O fim das tardes nesses verões bonançosos de então era anunciado pelo grinfar estridente das andorinhas que, em voos rasantes e vertiginosos, se aproximavam dos beirais das casas onde cautelosamente escondiam os ninhos. Quando o crepúsculo começava a insinuar-se mansamente no horizonte e os simples regressavam a casa, após mais uma jornada de trabalho, aquela música celestial entoada pelas andorinhas era como que um bálsamo e o prenúncio de paz que descia acolhedora sobre a vila. Nesses momentos, sentado num banco do largo da minha meninice e adolescência, observava e sentia o pulsar da vida e o ritmos da natureza de uma forma quase encantatória, talvez resgatados para efectuarem a simbiose quase perfeita no meu ser. Era um sentimento tão grande de plenitude que quase poderia dizer, muito embora todas as limitações materiais de que carecia, que não podia aspirar a mais senão àquele gratificante momento de iluminação interior. 

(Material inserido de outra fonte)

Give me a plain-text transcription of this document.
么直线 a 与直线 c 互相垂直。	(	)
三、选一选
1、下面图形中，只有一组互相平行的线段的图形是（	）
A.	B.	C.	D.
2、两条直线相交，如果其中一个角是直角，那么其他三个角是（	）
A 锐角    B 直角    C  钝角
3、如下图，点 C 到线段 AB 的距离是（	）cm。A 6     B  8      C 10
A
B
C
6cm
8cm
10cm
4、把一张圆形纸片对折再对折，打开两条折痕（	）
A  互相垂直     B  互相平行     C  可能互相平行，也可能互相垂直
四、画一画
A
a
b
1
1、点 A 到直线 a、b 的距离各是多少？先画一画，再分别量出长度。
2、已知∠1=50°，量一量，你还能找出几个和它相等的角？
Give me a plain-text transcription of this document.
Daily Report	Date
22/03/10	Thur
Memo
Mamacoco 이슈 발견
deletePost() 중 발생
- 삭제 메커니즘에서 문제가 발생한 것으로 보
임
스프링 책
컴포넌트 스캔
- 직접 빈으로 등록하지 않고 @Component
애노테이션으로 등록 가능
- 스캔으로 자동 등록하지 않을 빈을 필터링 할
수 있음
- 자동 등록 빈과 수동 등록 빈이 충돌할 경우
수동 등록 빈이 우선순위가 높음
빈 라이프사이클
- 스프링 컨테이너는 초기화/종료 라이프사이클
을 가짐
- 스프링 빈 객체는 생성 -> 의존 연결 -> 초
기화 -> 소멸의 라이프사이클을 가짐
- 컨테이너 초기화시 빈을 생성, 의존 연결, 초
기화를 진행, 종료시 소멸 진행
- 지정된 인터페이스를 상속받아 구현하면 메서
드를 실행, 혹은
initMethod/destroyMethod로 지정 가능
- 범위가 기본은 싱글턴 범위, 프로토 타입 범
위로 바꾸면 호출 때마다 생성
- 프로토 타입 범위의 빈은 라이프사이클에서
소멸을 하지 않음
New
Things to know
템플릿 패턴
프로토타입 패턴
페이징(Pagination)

Ainda recordo com saudoso prazer os pormenores da interacção das gentes que viviam e deambulavam pelo que hoje é conhecido por Barreiro velho, e os pequenos detalhes, muitas vezes quase invisíveis que compunham o cenário daquela mundovidência, todo ele associado , como não poderia deixar de ser, a um tempo de miséria , por vezes uma miséria remediada que a vida , e sempre ela, de forma mais dramática ou menos dramática se incumbia de levar por diante. Lembro-me, por exemplo, das casas com as portas abertas ao entardecer, para arrefecer os efeitos da canícula do dia; lembro-me da grita da criançada, sempre entretida nas suas brincadeiras pueris intermináveis, e também dos ralhetes dos adultos, que ao longe se confundiam com a música que jorrava das telefonias em altos decibéis. Para já não falar, obviamente, dos aromas inconfundíveis da janta que se desembaraçavam furtivamente das cozinhas para provocar o palato da vizinhança, como de costume, sobretudo o cheiro a peixe frito ou o cheiro inconfundível dos assados, nomeadamente da sardinha e dos pimentos, que das kitchenettes improvisadas no passeio das ruas era lançado para o ar pelos fogareiros a carvão e que a brisa da tarde se encarregava de espalhar provocadoramente pelo burgo fazendo salivar até os mais empedernidos. 
Esses ecos do paraíso perdido continuam ainda a reverberar dentro da minha cabeça transportando-me, por vezes, melancolicamente, para o aconchego já longínquo da casa materna.